Erzincan, “kerpiç bir dünyadır” ona göre ve ilk görüşte şok olmuştur ama en yeni kitapları, dergileri satın alabileceği kitapçıları, oturup dergilerini okuyabileceği pastaneleri de vardır. Az sayıda da olsa sohbet edebileceği arkadaşlar edinir. Okulda da kendisine ışık olacak, yol gösterecek öğretmenler bulur.        

Daha sonra Kadıköy’ün ilk sahafı olarak tanıyacağımız Binbaşı Sami Önal edebiyat öğretmenidir örneğin.  Okulun edebiyat kolu başkanı Osman Feyzioğlu, psikoloji öğretmeni Vural Okur, beden eğitimi öğretmeni Sabahattin Erman, Hulki Aktunç’un farklı bir öğrenci olduğunu, edebiyat, resim ilgisini keşfeden, destekleyen öğretmenleri olur.

Hulki Aktunç “Lacivert-Bordo” adlı 25-30 resimden oluşan ilk kişisel sergisini, Erzincan Askeri Lisesinde açar. Aynı zamanda iyi bir koşucudur. “Uçan Kemik” lakabıyla 1963’te 100 metre küçüklerde Marmara Bölgesi rekorunu kırar. Bilgi yarışmalarını kazanır. Anma günlerinde kürsüye çıkıp şiirler okur. İlk makaleleri okul gazetelerinde yayınlanır.

Okulun duvar gazetesi Ülkü’nün önce yayın ekibinde de görev alır, sonra da yönetmeye başlar. Bu gelişme yazarlık ve çizerlik verimini de artırır. Günlüğünde belirttiğine göre Erzincan’daki yalnızlık günlerinde, üç yılda elliyi aşkın öykü, 300 şiir, 9 oyun, söyleşiler, makaleler, sinema ve tiyatro eleştirileri, şiir yorumları yazmıştır. 

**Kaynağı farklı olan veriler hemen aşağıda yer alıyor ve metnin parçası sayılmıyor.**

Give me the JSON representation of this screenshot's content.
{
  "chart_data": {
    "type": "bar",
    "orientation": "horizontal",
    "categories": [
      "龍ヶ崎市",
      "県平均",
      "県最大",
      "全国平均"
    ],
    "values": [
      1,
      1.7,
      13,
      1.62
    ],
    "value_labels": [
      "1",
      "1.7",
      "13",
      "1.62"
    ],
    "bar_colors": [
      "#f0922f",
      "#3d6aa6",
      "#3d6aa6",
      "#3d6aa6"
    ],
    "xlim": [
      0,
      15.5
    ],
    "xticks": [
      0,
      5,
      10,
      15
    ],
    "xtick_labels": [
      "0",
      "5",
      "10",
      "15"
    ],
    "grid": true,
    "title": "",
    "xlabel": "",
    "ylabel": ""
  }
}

Duvar Gazetesi Ülkü’de dönemin en popüler dergisi Şevket Rado’nun Hayat’tan ABD ve SSCB arasındaki uzay yarışını konu alan bir kupürü yayınlayınca Suphi Martagan adlı edebiyat öğretmeni gazetede komünizm propagandası yapıldığı gerekçesiyle okul komutanına şikâyet eder. Hulki Aktunç’un dolapları aranır, kitaplarına el konur ve disiplin kuruluna çıkarılır. Bu olay radikal bir karar almasına neden olur ve mezun olmasına bir ay kala okuldan firar edip İstanbul’a döner.

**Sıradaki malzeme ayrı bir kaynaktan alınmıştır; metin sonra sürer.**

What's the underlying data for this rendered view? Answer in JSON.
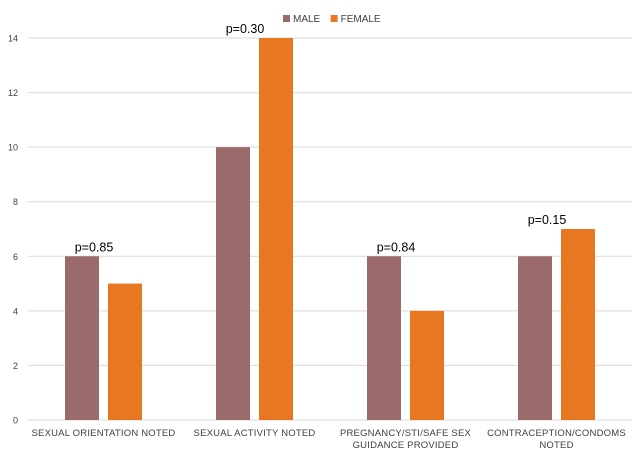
{
  "chart_data": {
    "type": "bar",
    "categories": [
      [
        "SEXUAL ORIENTATION NOTED"
      ],
      [
        "SEXUAL ACTIVITY NOTED"
      ],
      [
        "PREGNANCY/STI/SAFE SEX",
        "GUIDANCE PROVIDED"
      ],
      [
        "CONTRACEPTION/CONDOMS",
        "NOTED"
      ]
    ],
    "series": [
      {
        "name": "MALE",
        "color": "#9b6b6b",
        "values": [
          6,
          10,
          6,
          6
        ]
      },
      {
        "name": "FEMALE",
        "color": "#e87722",
        "values": [
          5,
          14,
          4,
          7
        ]
      }
    ],
    "annotations": [
      "p=0.85",
      "p=0.30",
      "p=0.84",
      "p=0.15"
    ],
    "y_ticks": [
      "0",
      "2",
      "4",
      "6",
      "8",
      "10",
      "12",
      "14"
    ],
    "ylim": [
      0,
      14
    ],
    "grid": true,
    "legend_position": "top"
  }
}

Ortaöğrenimini Haydarpaşa Lisesinde tamamlayacaktır. Haydarpaşa’da tek dersten bir yıl kaybedince kendini iyice edebiyat, sanata verir. Kadıköy Halkevi’nin karşısındaki Yılmaz Kantürk’ün kitapevinde Vedat Günyol’la tanışır. İyi arkadaş olduğu Kemal Özer, öykülerini dergilere götürür. Sinematek’e devam eder. Edebiyat ve sanat yaşamını yakından takip eder, siyasetle ilgilenir. 1967’de günlüğüne 8 edebiyat dergisi, 2 haftalık gazete, 3 magazin dergisi, 3 günlük gazeteyi düzenli takip ettiğini yazar. Yeni kitapları sıkı takip eder, günlüğüne Demir Özlü, Güven Turan gibi yazarlar hakkında ayrıntılı tahliller yazar. Orhan Boran’ın bilgi yarışmasında 11 soruya 11 doğru cevap verip 2000 TL ödül kazanır. 17 yaşındadır ama çok olgun bir kişiliktedir.

Büyük bir ustanın oluşumunu kendi kaleminden okurken altmışlı yıllarda nasıl bir yaşam vardı, genç bir yazar adayı nasıl yaşıyor, neler düşünüyor, ne acılar çekiyor, ne sevinçler yaşıyordu hepsini bu günlüklerde buluyoruz. Hulki Aktunç’un delikanlılık günlerinin, farklı ve yalnız dünyasının içten bir ifadesi olan “Sen Buranın Kışındasın – Günlükler (1964-1967)” bir yazarın oluşumunu anlatan etkileyici bir kitap.(01.04.2022, Hürriyet Kitap- Sanat).